Бритяк проводил насмешливым взглядом тень человека, недавно ворочавшего уездом.
— Скажи на милость — душеспаситель нашелся, — ворчал он, заложив руки за спину. — «Под новых правителей ладишь!» А тебе завидно, слепая бадья!
Столкновение с Адамовым раззадорило его.
— Пускай попляшут… Хоть раз по морде им попало! — злорадствовал Бритяк: в лице Адамова ненавидел он всех, когда-то преуспевшихбольше его.
Из открытых окон исполкома рванулась, как вихрь, боевая песня:
Вставай, проклятьем заклейменный, Весь мир голодных и рабов! Кипит наш разум возмущенный И в смертный бой вести готов,
Бритяк замер… Широким и горделивым строем плыли в небе звуки. Холодело сердце от незнакомых, гневных слов.
Песня могуче росла, подхваченная новыми, голосами.
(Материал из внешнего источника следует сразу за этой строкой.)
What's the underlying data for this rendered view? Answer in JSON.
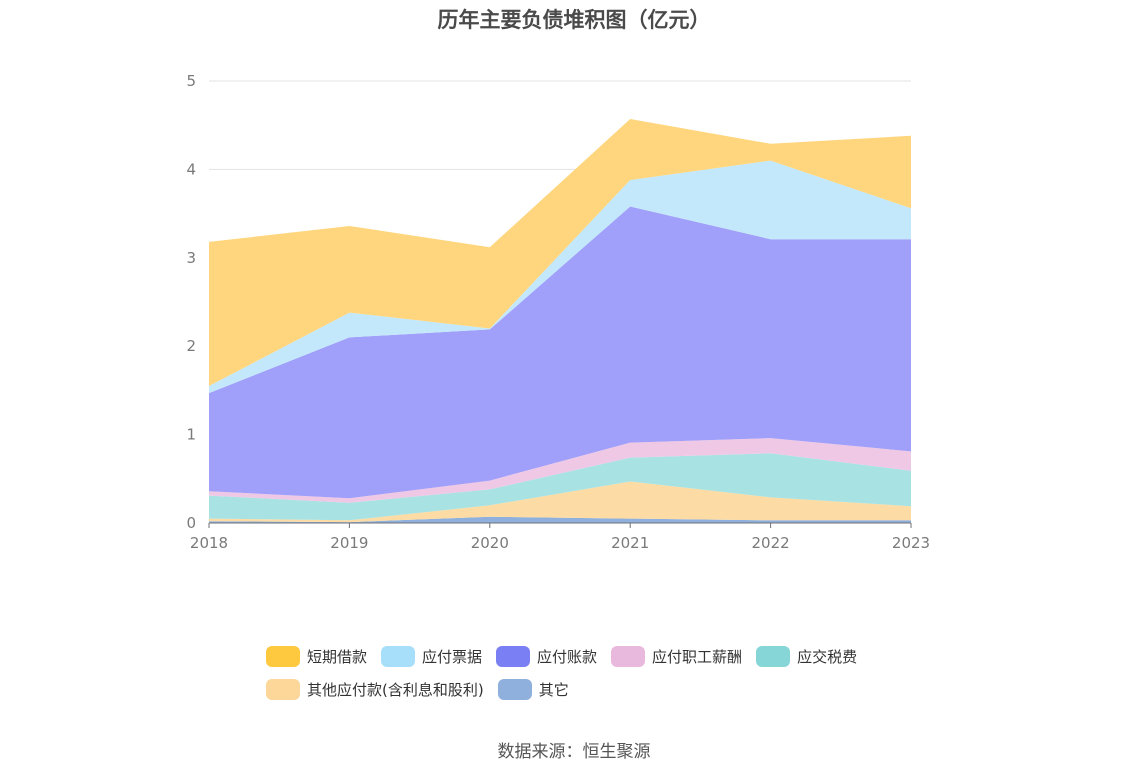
{
  "chart_data": {
    "type": "area",
    "title": "历年主要负债堆积图（亿元）",
    "x": [
      "2018",
      "2019",
      "2020",
      "2021",
      "2022",
      "2023"
    ],
    "ylim": [
      0,
      5
    ],
    "yticks": [
      "0",
      "1",
      "2",
      "3",
      "4",
      "5"
    ],
    "grid": true,
    "stacked": true,
    "legend_position": "bottom",
    "series": [
      {
        "name": "其它",
        "color": "#8fb0dc",
        "values": [
          0.02,
          0.01,
          0.07,
          0.05,
          0.03,
          0.03
        ]
      },
      {
        "name": "其他应付款(含利息和股利)",
        "color": "#fcdca4",
        "values": [
          0.03,
          0.02,
          0.13,
          0.42,
          0.26,
          0.16
        ]
      },
      {
        "name": "应交税费",
        "color": "#a9e2e3",
        "values": [
          0.26,
          0.2,
          0.18,
          0.27,
          0.5,
          0.4
        ]
      },
      {
        "name": "应付职工薪酬",
        "color": "#efc8e6",
        "values": [
          0.05,
          0.05,
          0.1,
          0.17,
          0.17,
          0.22
        ]
      },
      {
        "name": "应付账款",
        "color": "#a09ff9",
        "values": [
          1.11,
          1.82,
          1.71,
          2.67,
          2.25,
          2.4
        ]
      },
      {
        "name": "应付票据",
        "color": "#c3e8fb",
        "values": [
          0.08,
          0.28,
          0.01,
          0.3,
          0.89,
          0.35
        ]
      },
      {
        "name": "短期借款",
        "color": "#ffd67d",
        "values": [
          1.63,
          0.98,
          0.92,
          0.69,
          0.19,
          0.82
        ]
      }
    ],
    "legend": [
      {
        "name": "短期借款",
        "color": "#ffc93f"
      },
      {
        "name": "应付票据",
        "color": "#a7dffa"
      },
      {
        "name": "应付账款",
        "color": "#7b7ff4"
      },
      {
        "name": "应付职工薪酬",
        "color": "#e9b8dd"
      },
      {
        "name": "应交税费",
        "color": "#86d6d7"
      },
      {
        "name": "其他应付款(含利息和股利)",
        "color": "#fdd79a"
      },
      {
        "name": "其它",
        "color": "#8fb0dc"
      }
    ]
  },
  "source": "数据来源：恒生聚源"
}
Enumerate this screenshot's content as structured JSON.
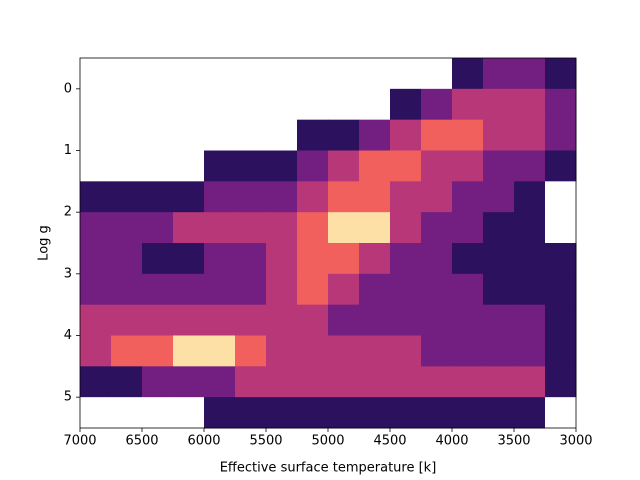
{
  "chart_data": {
    "type": "hist2d",
    "xlabel": "Effective surface temperature [k]",
    "ylabel": "Log g",
    "xlim": [
      7000,
      3000
    ],
    "ylim": [
      5.5,
      -0.5
    ],
    "xticks": [
      7000,
      6500,
      6000,
      5500,
      5000,
      4500,
      4000,
      3500,
      3000
    ],
    "yticks": [
      0,
      1,
      2,
      3,
      4,
      5
    ],
    "x_bins": [
      7000,
      6750,
      6500,
      6250,
      6000,
      5750,
      5500,
      5250,
      5000,
      4750,
      4500,
      4250,
      4000,
      3750,
      3500,
      3250,
      3000
    ],
    "y_bins": [
      -0.5,
      0,
      0.5,
      1,
      1.5,
      2,
      2.5,
      3,
      3.5,
      4,
      4.5,
      5,
      5.5
    ],
    "colors": [
      "#2c115f",
      "#721f81",
      "#b73779",
      "#f1605d",
      "#fde0a5"
    ],
    "counts": [
      [
        0,
        0,
        0,
        0,
        0,
        0,
        0,
        0,
        0,
        0,
        0,
        0,
        1,
        2,
        2,
        1
      ],
      [
        0,
        0,
        0,
        0,
        0,
        0,
        0,
        0,
        0,
        0,
        1,
        2,
        3,
        3,
        3,
        2
      ],
      [
        0,
        0,
        0,
        0,
        0,
        0,
        0,
        1,
        1,
        2,
        3,
        4,
        4,
        3,
        3,
        2
      ],
      [
        0,
        0,
        0,
        0,
        1,
        1,
        1,
        2,
        3,
        4,
        4,
        3,
        3,
        2,
        2,
        1
      ],
      [
        1,
        1,
        1,
        1,
        2,
        2,
        2,
        3,
        4,
        4,
        3,
        3,
        2,
        2,
        1,
        0
      ],
      [
        2,
        2,
        2,
        3,
        3,
        3,
        3,
        4,
        5,
        5,
        3,
        2,
        2,
        1,
        1,
        0
      ],
      [
        2,
        2,
        1,
        1,
        2,
        2,
        3,
        4,
        4,
        3,
        2,
        2,
        1,
        1,
        1,
        1
      ],
      [
        2,
        2,
        2,
        2,
        2,
        2,
        3,
        4,
        3,
        2,
        2,
        2,
        2,
        1,
        1,
        1
      ],
      [
        3,
        3,
        3,
        3,
        3,
        3,
        3,
        3,
        2,
        2,
        2,
        2,
        2,
        2,
        2,
        1
      ],
      [
        3,
        4,
        4,
        5,
        5,
        4,
        3,
        3,
        3,
        3,
        3,
        2,
        2,
        2,
        2,
        1
      ],
      [
        1,
        1,
        2,
        2,
        2,
        3,
        3,
        3,
        3,
        3,
        3,
        3,
        3,
        3,
        3,
        1
      ],
      [
        0,
        0,
        0,
        0,
        1,
        1,
        1,
        1,
        1,
        1,
        1,
        1,
        1,
        1,
        1,
        0
      ]
    ]
  }
}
Она реяла над городом, волнуя, зовя, покоряя.
Весь мир насилья мы разрушим До основанья…
Узнав сына среди выходивших делегатов съезда, Бритяк позвал:
— Ефим!
Ефим шел быстро, обдумывая что-то на ходу. Голос отца, видимо, оборвал мысль, вызвав на молодом рыжеусом лице раздражение.
Он остановился, блеснув на солнце лацканами черной кожаной тужурки.
— Дорогой потолкуем, дорогой! — предупредил Ефим, догадавшись, что отец собирается начать: расспросы. — Еду в Жердевку.
Он покосился на народ, отвязал жеребца и стал запрягать. В неловких, поспешных движениях его чувствовалась досада.